Stampede Prevention Using Distributed Locking
GemFire provides distributed locking mechanisms.
Only one thread should rebuild the cache.
5000 Requests
|
Region Miss
|
Acquire Lock
|
One Database Call
|
Populate Region
|
Release Lock
|
Remaining Requests Read Cache
Example:
public Product getProduct(
String productId) {
Product product =
productsRegion.get(productId);
if(product != null) {
return product;
}
synchronized (
productId.intern()) {
product =
productsRegion.get(productId);
if(product != null) {
return product;
}
product =
repository.findById(productId)
.orElse(null);
if(product != null) {
productsRegion.put(
productId,
product);
}
return product;
}
}
This implementation uses Double Check Locking to prevent multiple database calls.
GemFire Continuous Query (CQ)
One feature that differentiates GemFire from Redis is Continuous Query.
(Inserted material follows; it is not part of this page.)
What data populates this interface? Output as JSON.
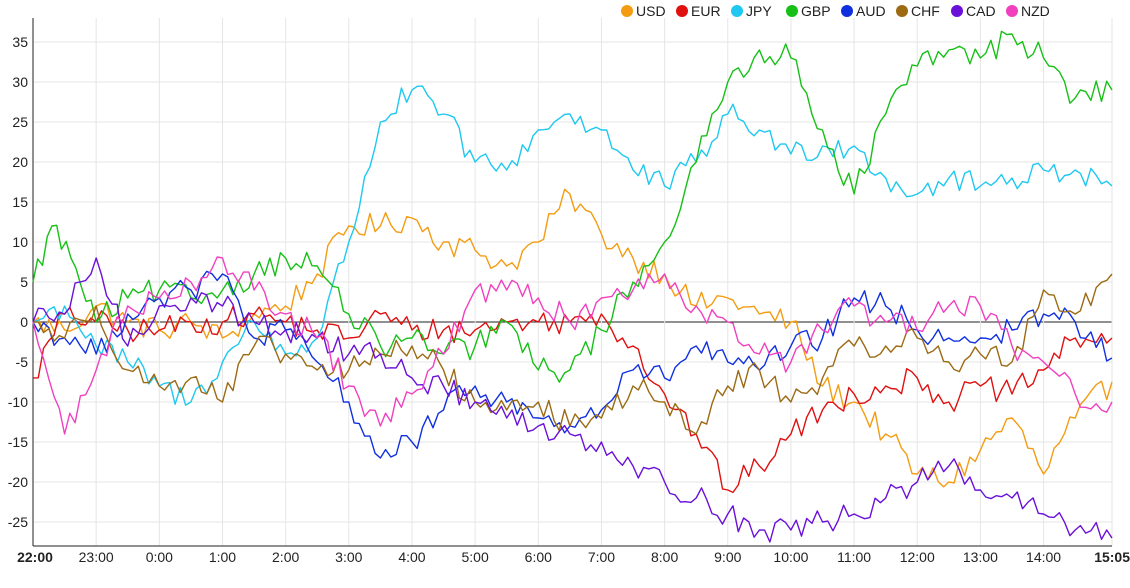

Applications can subscribe to changes in regions.
Example:
Notify whenever
Product Price > 1000 changes
Use cases:
- Real-time dashboards
- Trading platforms
- Inventory monitoring
- Event-driven systems
Write Through Caching
GemFire supports Cache Writers.
Flow:
Application
|
GemFire Region
|
Cache Writer
|
Database
Benefits:
- Automatic synchronization
- Consistent data updates
Write Behind Caching
Updates occur asynchronously.
Application
|
GemFire Region
|
Async Queue
|
Database
Benefits:
- Extremely fast writes
- Reduced database load
Production Deployment Architecture
Typical deployment:
Client
|
Load Balancer
|
Spring Boot Pods
|
GemFire Cluster
|
+---+---+
| |
Member1 Member2
| |
Member3 Member4
|
Database
Benefits:
- High availability
- Horizontal scalability
- Fault tolerance
Monitoring Metrics
Monitor:
| Metric | Description |
|---|---|
| Cache Hit Ratio | Percentage of requests served from cache |
| Region Size | Number of entries |
| JVM Heap Usage | Memory consumption |
| Network Throughput | Cluster communication |
| Entry Evictions | Removed entries |
| Query Execution Time | Region query performance |
Target:
Cache Hit Ratio > 80%
Best Practices
- Use Partitioned Regions for large datasets.
- Use Replicated Regions for reference data.
- Implement Cache Aside pattern.
- Use Continuous Queries for real-time updates.
- Monitor cache hit ratio.
- Avoid storing large object graphs.
- Implement cache invalidation strategies.
- Prevent cache stampedes using distributed locking.
- Configure redundancy for high availability.
- Use Write Behind for high-volume updates.
Conclusion
Apache Geode (GemFire) provides much more than traditional caching. It offers a distributed in-memory data grid capable of storing, partitioning, replicating, and querying large datasets across multiple servers.
For enterprise Spring Boot applications requiring high availability, distributed data management, and real-time event processing, GemFire provides a powerful alternative to traditional caching solutions.
By combining Cache Aside patterns, proper invalidation mechanisms, distributed locking, and region design strategies, organizations can build highly scalable and resilient distributed systems while significantly reducing database load and improving application performance.